HOJE, com a questão das tecnologias, que dão outras formas aos livros, como é o caso dos e-books, CD-Rom, livros para publicação em sítios na internet, a própria xerografia parece afetar os que trabalham com a produção de livros. Isso tem afetado a produção de livros aqui?

EM PARTE, sim. Nós já aderimos a esses formatos digitais, como é o caso do CD-Rom ou e-book, já produzimos para esses formatos, e é preciso estar inserido nessa realidade. Tem de ter o livro de papel, o digital e de todas as formas que alguém puder ler, inclusive no Tablet, nós queremos ofertar livros que se adaptam a essa nova forma de leitura.

 

QUAIS são os próximos lançamentos da editora?

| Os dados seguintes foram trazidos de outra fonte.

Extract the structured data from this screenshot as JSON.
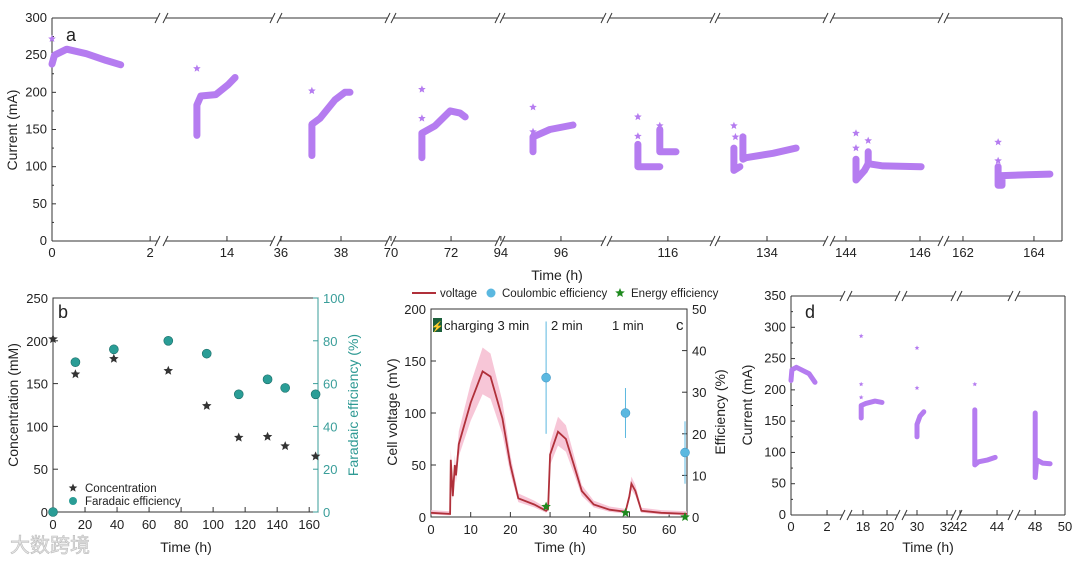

NESTE mês estamos com três títulos muito bons: “Uma História da Multidão”, de Glênio Azevedo Alves (História), que fala sobre os saques na região; “O Silêncio das Lembranças”, de Margarete Solange (Romance); e “10 Contos” - Organização de Rilder de Medeiros.

 

COMO as pessoas podem ter acesso ao catálogo de títulos da Queima Bucha?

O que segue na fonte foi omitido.